Para a atriz Luísa Locher, de 23 anos, o Dia Internacional da Mulher é um momento de destacar que sua carreira é uma busca constante por entender o ser humano. Com uma trajetória que une o audiovisual e o teatro, representar mulheres vai muito além do entretenimento para ela, é um ato de ocupação de espaços e de celebração das nuances femininas que, por muito tempo, foram simplificadas na dramaturgia.
Nascida em São Carlos, interior de São Paulo, Luísa sentiu a veia artística pulsar desde a infância, mas foi em 2018, ao se emocionar com o espetáculo O Fantasma da Ópera, que decidiu que seu destino seria viver e provocar experiências através da atuação.
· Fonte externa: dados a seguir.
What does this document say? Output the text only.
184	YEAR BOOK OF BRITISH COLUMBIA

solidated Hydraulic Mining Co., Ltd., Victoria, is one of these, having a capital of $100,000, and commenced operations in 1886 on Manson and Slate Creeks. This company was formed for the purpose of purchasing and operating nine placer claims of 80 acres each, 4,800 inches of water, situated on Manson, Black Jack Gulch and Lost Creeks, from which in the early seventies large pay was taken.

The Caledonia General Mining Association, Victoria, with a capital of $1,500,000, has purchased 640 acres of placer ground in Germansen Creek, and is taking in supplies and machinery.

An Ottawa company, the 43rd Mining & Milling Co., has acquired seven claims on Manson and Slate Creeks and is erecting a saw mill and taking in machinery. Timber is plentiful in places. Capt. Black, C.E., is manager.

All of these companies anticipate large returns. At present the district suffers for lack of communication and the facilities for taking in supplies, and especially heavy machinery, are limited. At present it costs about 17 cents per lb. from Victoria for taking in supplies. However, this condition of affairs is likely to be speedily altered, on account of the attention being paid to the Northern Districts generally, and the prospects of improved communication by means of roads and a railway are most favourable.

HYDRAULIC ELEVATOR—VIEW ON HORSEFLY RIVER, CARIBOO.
Para ela, atuar é “viver várias vidas dentro de uma” e, no contexto atual, essa multiplicidade é uma ferramenta poderosa de representatividade.
Ao analisar a multiplicidade de suas personagens, Luísa destaca que o ofício de atuar traz esse presente de poder viver as diferentes facetas. Segundo a atriz, cada projeto permite entrar em contato com dores, forças, contradições e desejos distintos. “Isso amplia, a cada projeto, o meu olhar sobre o feminino e sobre a história de cada uma dessas mulheres. Não apenas sobre as facetas de ser mulher hoje, mas sobre as múltiplas formas de ser mulher, em diferentes tempos, contextos e realidades”, afirma.
Luísa defende que a presença de mulheres reais, com falhas e contradições, é o que permite uma identificação profunda com o público. Segundo ela, ao fugir de rótulos simplistas como “mocinha” ou “vilã”, a narrativa ganha honestidade. “Cada personagem me trouxe a possibilidade de entrar em contato com dores, forças e desejos diferentes. Isso amplia meu olhar não apenas sobre o ser mulher hoje, mas sobre as múltiplas formas de ser mulher em diferentes tempos e realidades”.

Mesmo em ambientes ainda marcados pela liderança masculina, como o audiovisual e o teatro, a atriz impõe sua voz através do preparo e da clareza técnica. Luísa explica que chega aos sets com estudo e consciência de sua visão artística, sustentando o que acredita e mantendo-se aberta ao diálogo, sempre confiando no próprio olhar. Essa maturidade reflete sua trajetória, que teve um marco importante na personagem Edna, da série vertical Troca de Noivos. “Foi a primeira personagem que vivi em uma nova fase da minha vida pessoal e profissional, e isso fez com que o processo tivesse um peso especial”, relembra.
Como mensagem para as jovens que desejam seguir o caminho da arte mas temem os desafios do mercado, Luísa é enfática ao dizer que a relação com o próprio olhar artístico deve ser a prioridade. “A arte não exige pressa, exige presença. O mercado tem desafios, sim, mas eles não podem ser maiores do que a relação que você constrói consigo mesma e com o seu olhar artístico. Quanto mais você se conhece, mais consistente fica o seu caminho”, finaliza.